Dictionaries

Table of Contents

1. Dictionaries

Dictionaries are collections of key-value pairs: they map keys to values. There are two restrictions on dictionary keys:

  1. A key cannot be a list or a dictionary (or any mutable type)
  2. Two keys cannot be equal: there is only one value for one key

You can build a dictionary with a literal like so:

numerals = {'I': 1, 'V': 5, 'X': 10}

You can also lookup the value for a particular key, similar to indexing syntax:

val = numerals['X']          # 10

However, we cannot use indices on dictionaries: you must use a key, as dictionaries are not sequences. We can, however, iterate on the dictionary by turning it into a sequence like so:

keys = list(numerals)        # ['I', 'V', 'X']
vals = numerals.values()     # dict_values([1, 5, 10])

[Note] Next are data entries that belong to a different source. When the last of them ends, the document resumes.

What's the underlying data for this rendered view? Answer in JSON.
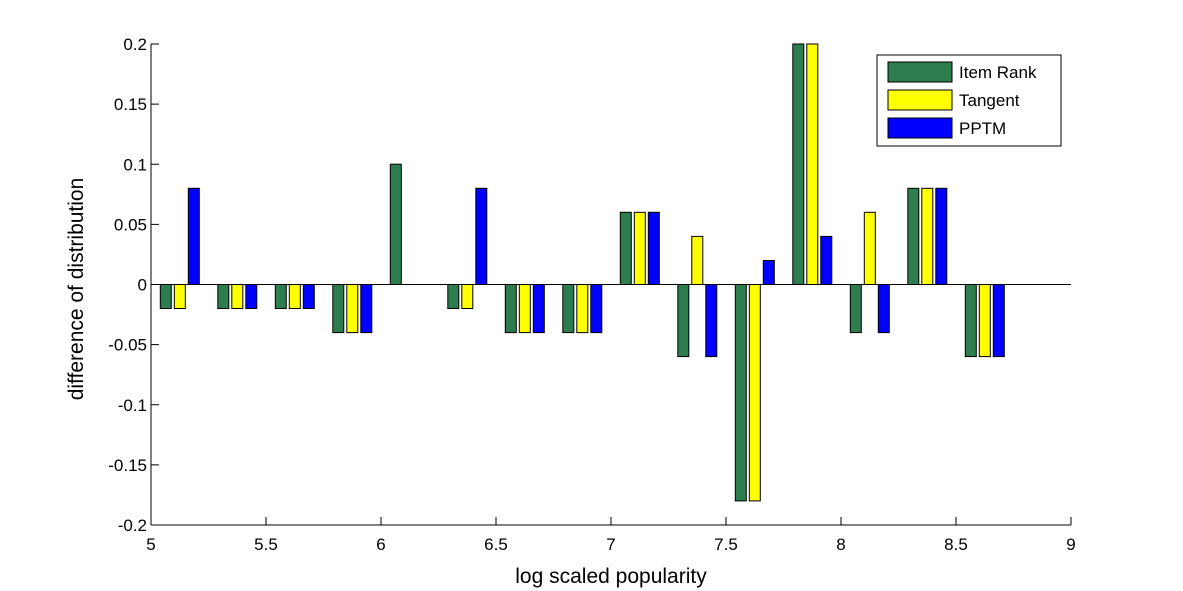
{
  "chart_data": {
    "type": "bar",
    "title": "",
    "xlabel": "log scaled popularity",
    "ylabel": "difference of distribution",
    "xlim": [
      5,
      9
    ],
    "ylim": [
      -0.2,
      0.2
    ],
    "xticks": [
      "5",
      "5.5",
      "6",
      "6.5",
      "7",
      "7.5",
      "8",
      "8.5",
      "9"
    ],
    "yticks": [
      "-0.2",
      "-0.15",
      "-0.1",
      "-0.05",
      "0",
      "0.05",
      "0.1",
      "0.15",
      "0.2"
    ],
    "x": [
      5.125,
      5.375,
      5.625,
      5.875,
      6.125,
      6.375,
      6.625,
      6.875,
      7.125,
      7.375,
      7.625,
      7.875,
      8.125,
      8.375,
      8.625
    ],
    "series": [
      {
        "name": "Item Rank",
        "color": "#2e7d4f",
        "values": [
          -0.02,
          -0.02,
          -0.02,
          -0.04,
          0.1,
          -0.02,
          -0.04,
          -0.04,
          0.06,
          -0.06,
          -0.18,
          0.2,
          -0.04,
          0.08,
          -0.06
        ]
      },
      {
        "name": "Tangent",
        "color": "#ffff00",
        "values": [
          -0.02,
          -0.02,
          -0.02,
          -0.04,
          0.0,
          -0.02,
          -0.04,
          -0.04,
          0.06,
          0.04,
          -0.18,
          0.2,
          0.06,
          0.08,
          -0.06
        ]
      },
      {
        "name": "PPTM",
        "color": "#0000ff",
        "values": [
          0.08,
          -0.02,
          -0.02,
          -0.04,
          0.0,
          0.08,
          -0.04,
          -0.04,
          0.06,
          -0.06,
          0.02,
          0.04,
          -0.04,
          0.08,
          -0.06
        ]
      }
    ],
    "grid": false,
    "legend_position": "top-right"
  }
}
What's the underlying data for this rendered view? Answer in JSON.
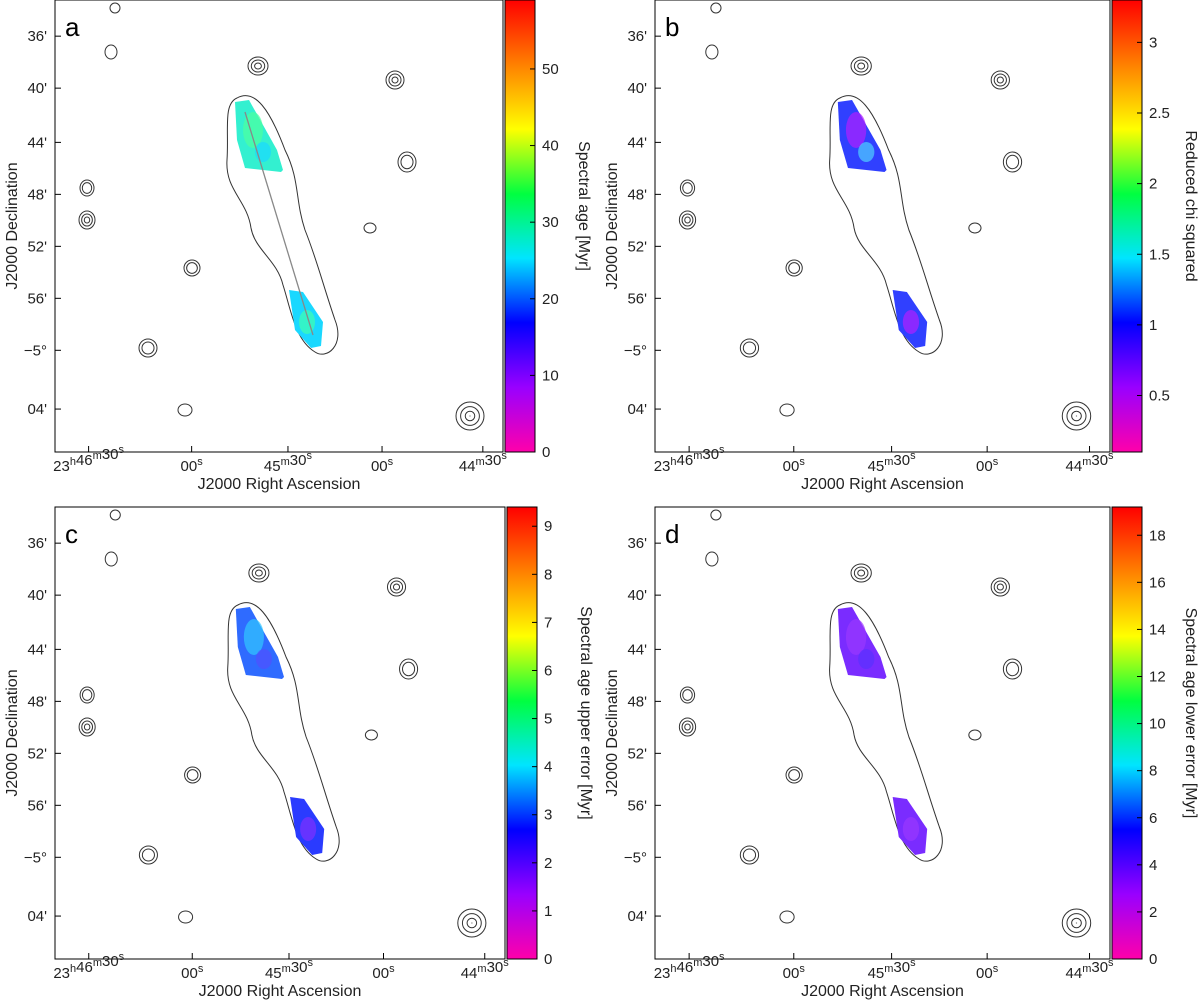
{
  "figure": {
    "panels": [
      {
        "id": "a",
        "letter": "a",
        "colorbar": {
          "label": "Spectral age [Myr]",
          "min": 0,
          "max": 59,
          "ticks": [
            "0",
            "10",
            "20",
            "30",
            "40",
            "50"
          ],
          "tick_values": [
            0,
            10,
            20,
            30,
            40,
            50
          ]
        },
        "pixel_map": {
          "lobe_north": "cyan-green",
          "lobe_south": "cyan-blue"
        }
      },
      {
        "id": "b",
        "letter": "b",
        "colorbar": {
          "label": "Reduced chi squared",
          "min": 0.1,
          "max": 3.3,
          "ticks": [
            "0.5",
            "1",
            "1.5",
            "2",
            "2.5",
            "3"
          ],
          "tick_values": [
            0.5,
            1,
            1.5,
            2,
            2.5,
            3
          ]
        },
        "pixel_map": {
          "lobe_north": "blue-magenta",
          "lobe_south": "blue-magenta"
        }
      },
      {
        "id": "c",
        "letter": "c",
        "colorbar": {
          "label": "Spectral age upper error [Myr]",
          "min": 0,
          "max": 9.4,
          "ticks": [
            "0",
            "1",
            "2",
            "3",
            "4",
            "5",
            "6",
            "7",
            "8",
            "9"
          ],
          "tick_values": [
            0,
            1,
            2,
            3,
            4,
            5,
            6,
            7,
            8,
            9
          ]
        },
        "pixel_map": {
          "lobe_north": "blue-cyan",
          "lobe_south": "blue-violet"
        }
      },
      {
        "id": "d",
        "letter": "d",
        "colorbar": {
          "label": "Spectral age lower error [Myr]",
          "min": 0,
          "max": 19.2,
          "ticks": [
            "0",
            "2",
            "4",
            "6",
            "8",
            "10",
            "12",
            "14",
            "16",
            "18"
          ],
          "tick_values": [
            0,
            2,
            4,
            6,
            8,
            10,
            12,
            14,
            16,
            18
          ]
        },
        "pixel_map": {
          "lobe_north": "violet",
          "lobe_south": "violet"
        }
      }
    ],
    "axes": {
      "xlabel": "J2000 Right Ascension",
      "ylabel": "J2000 Declination",
      "xticks": [
        {
          "h": "23",
          "hu": "h",
          "m": "46",
          "mu": "m",
          "s": "30",
          "su": "s"
        },
        {
          "s": "00",
          "su": "s"
        },
        {
          "m": "45",
          "mu": "m",
          "s": "30",
          "su": "s"
        },
        {
          "s": "00",
          "su": "s"
        },
        {
          "m": "44",
          "mu": "m",
          "s": "30",
          "su": "s"
        }
      ],
      "yticks": [
        "36'",
        "40'",
        "44'",
        "48'",
        "52'",
        "56'",
        "−5°",
        "04'"
      ]
    },
    "colors": {
      "contour": "#333333",
      "colormap": [
        "#ff00aa",
        "#9900ff",
        "#0000ff",
        "#00e5ff",
        "#00ff40",
        "#ffff00",
        "#ff8000",
        "#ff0000"
      ]
    }
  }
}
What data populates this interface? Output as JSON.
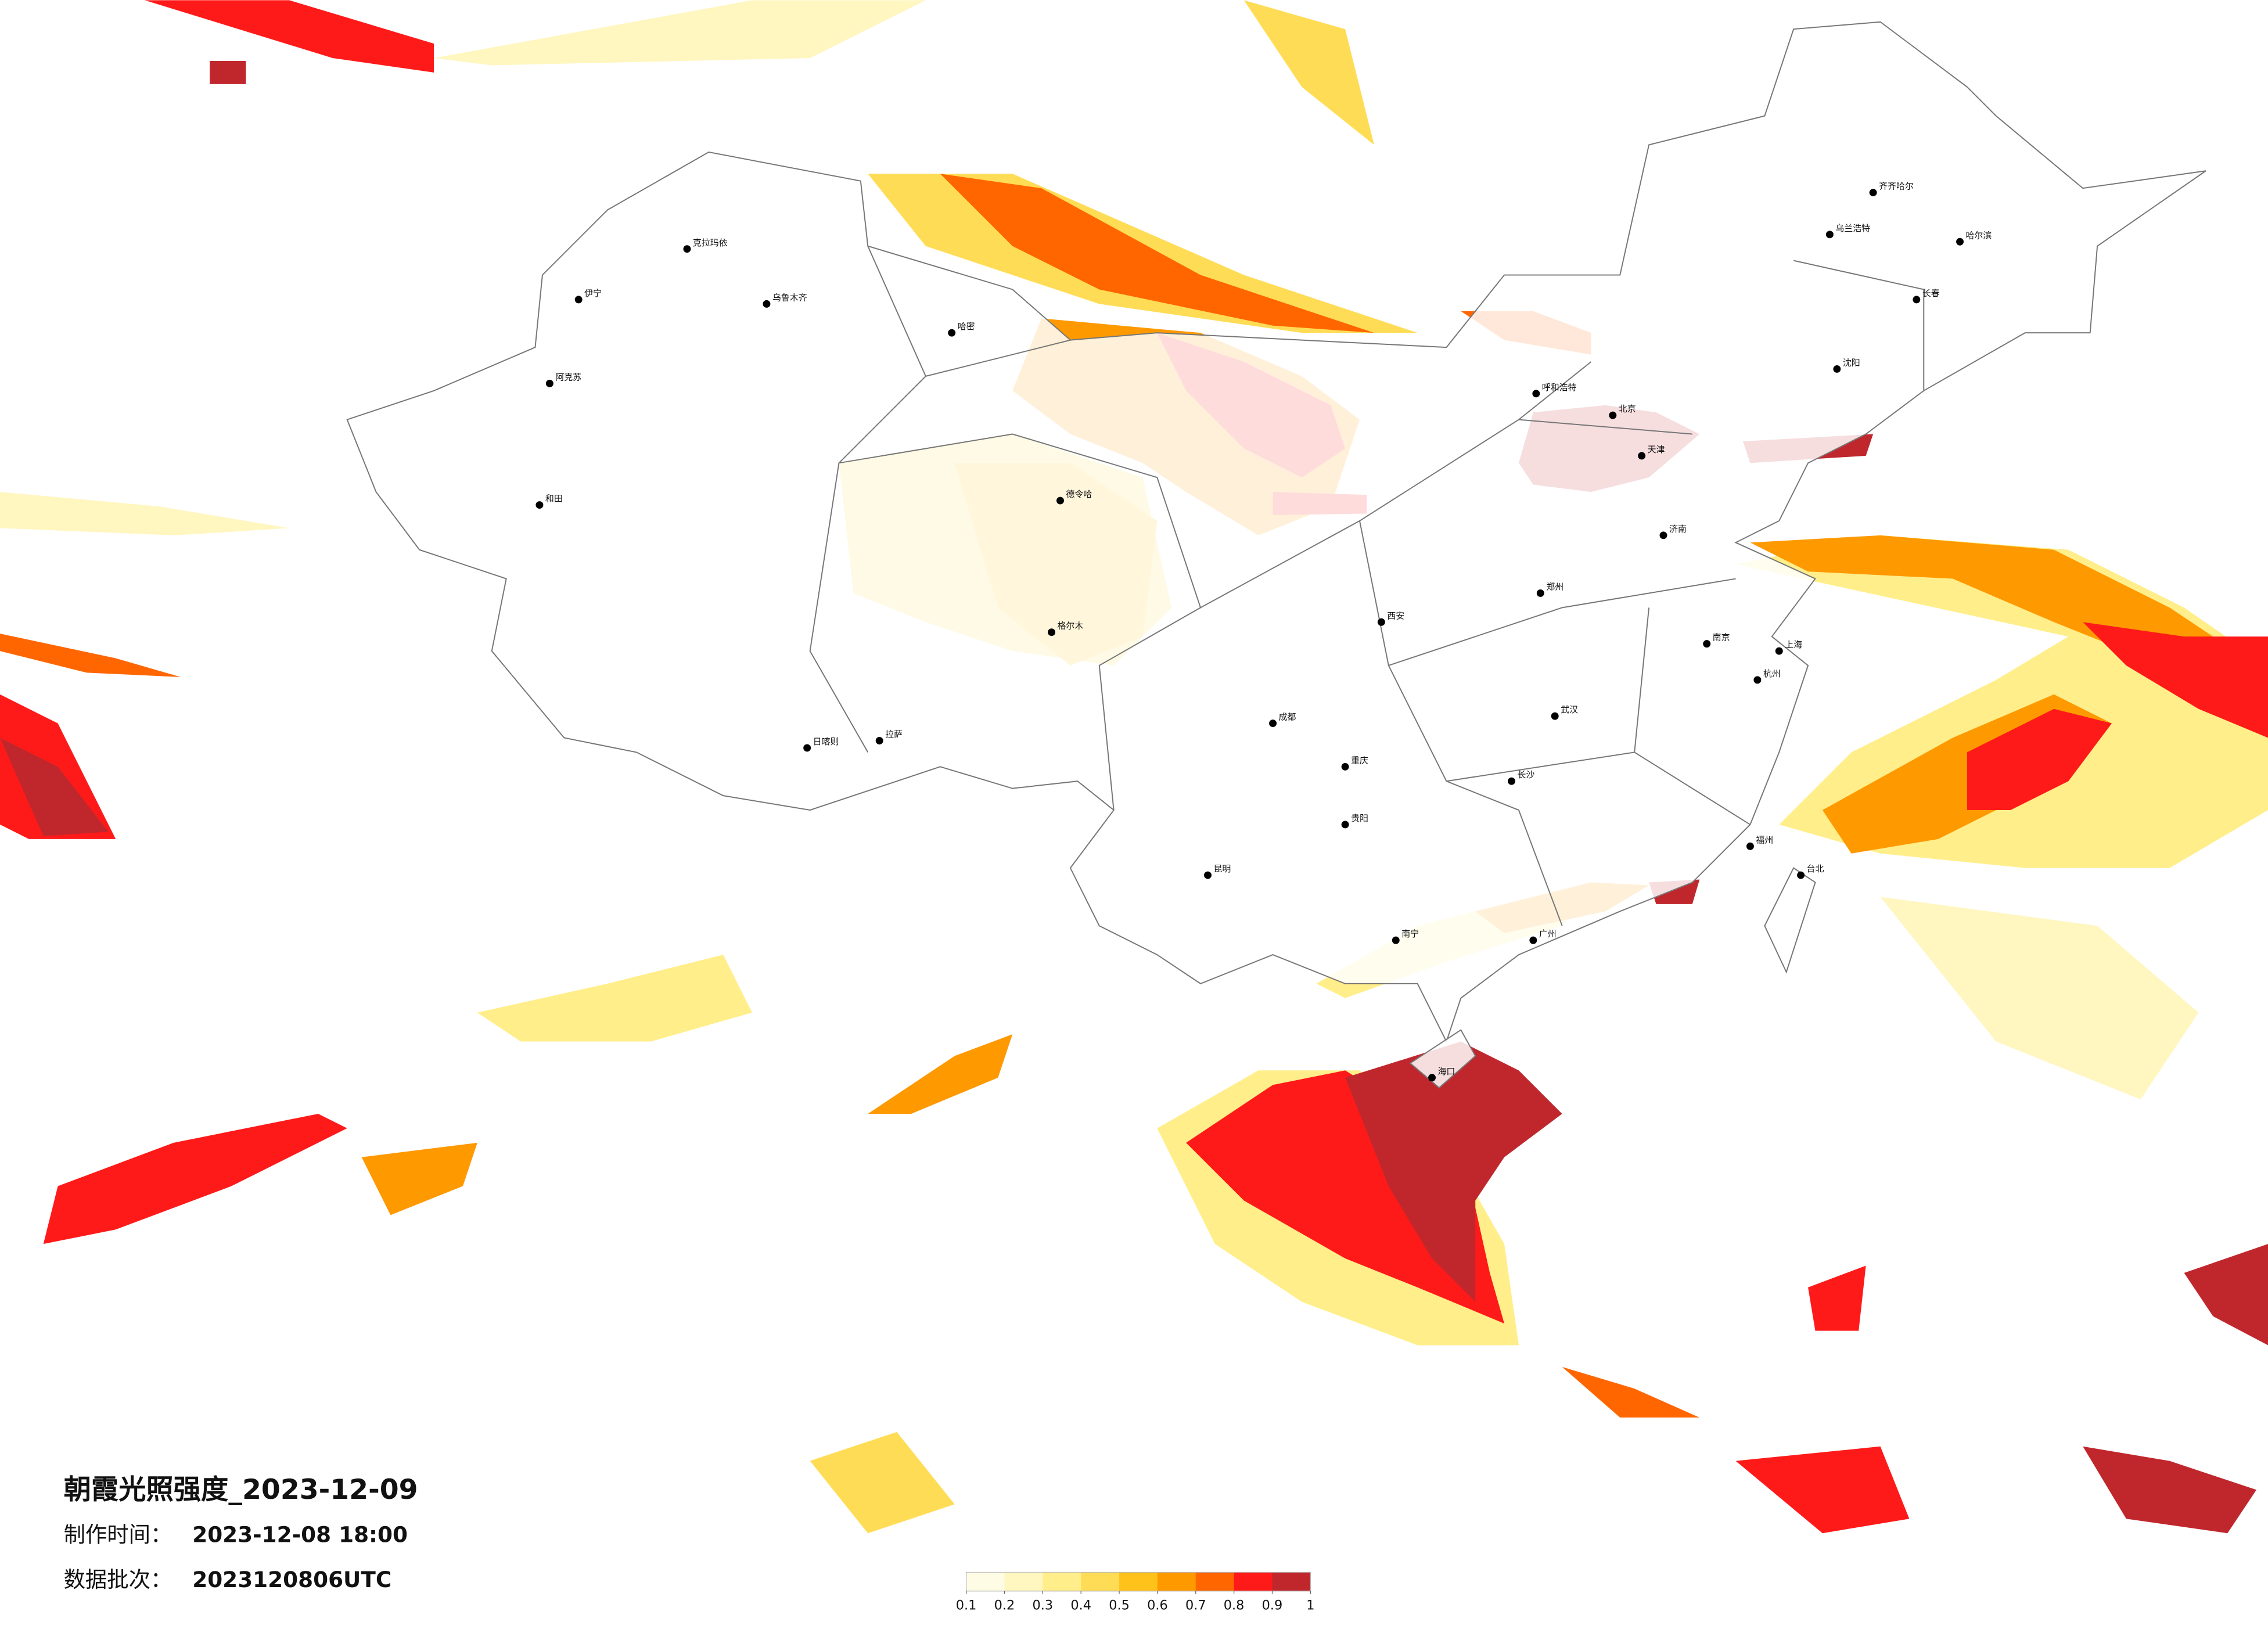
{
  "title": "朝霞光照强度_2023-12-09",
  "production_time": {
    "label": "制作时间：",
    "value": "2023-12-08 18:00"
  },
  "data_batch": {
    "label": "数据批次：",
    "value": "2023120806UTC"
  },
  "legend": {
    "colors": [
      "#fffce6",
      "#fff6c0",
      "#ffee8a",
      "#ffdc55",
      "#ffc21a",
      "#ff9900",
      "#ff6600",
      "#ff1a1a",
      "#c0272d"
    ],
    "ticks": [
      0.1,
      0.2,
      0.3,
      0.4,
      0.5,
      0.6,
      0.7,
      0.8,
      0.9,
      1
    ]
  },
  "cities": [
    "克拉玛依",
    "乌鲁木齐",
    "伊宁",
    "阿克苏",
    "和田",
    "哈密",
    "拉萨",
    "日喀则",
    "德令哈",
    "格尔木",
    "呼和浩特",
    "北京",
    "天津",
    "哈尔滨",
    "长春",
    "沈阳",
    "济南",
    "上海",
    "南京",
    "武汉",
    "长沙",
    "广州",
    "重庆",
    "成都",
    "昆明",
    "贵阳",
    "南宁",
    "海口",
    "台北",
    "西安",
    "郑州",
    "福州",
    "杭州",
    "齐齐哈尔",
    "乌兰浩特"
  ]
}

We can also find the length of a dictionary:

length = len(numerals)       # 3

1.1. Dictionary Comprehensions

You can build a dictionary using a dictionary comprehension, whose syntax is as follows:

{<key>: <value> for <name> in <iterable> if <condition>}

Just like list comprehensions, the filter <condition> is optional.

1.2. Dictionary Iteration

In a dictionary, its keys, values, and items are all iterable values and can produce iterators using iter(). Note that in modern versions of Python (3.6+) the order of items in a dictionary is the order in which they were added, but in older versions items appeared in an arbitrary order. For example:

d = {'one': 1, 'two': 2, 'three': 3}
d['zero'] = 0
k = iter(d.keys())           # Iterator over keys of dictionary
v = iter(d.values())         # Iterator over values of dictionary
i = iter(d.items())          # Iterator over itmes of dictionary: returns tuple (key, value)

Additionally, changing the size of the dictionary will invalidate the iterator.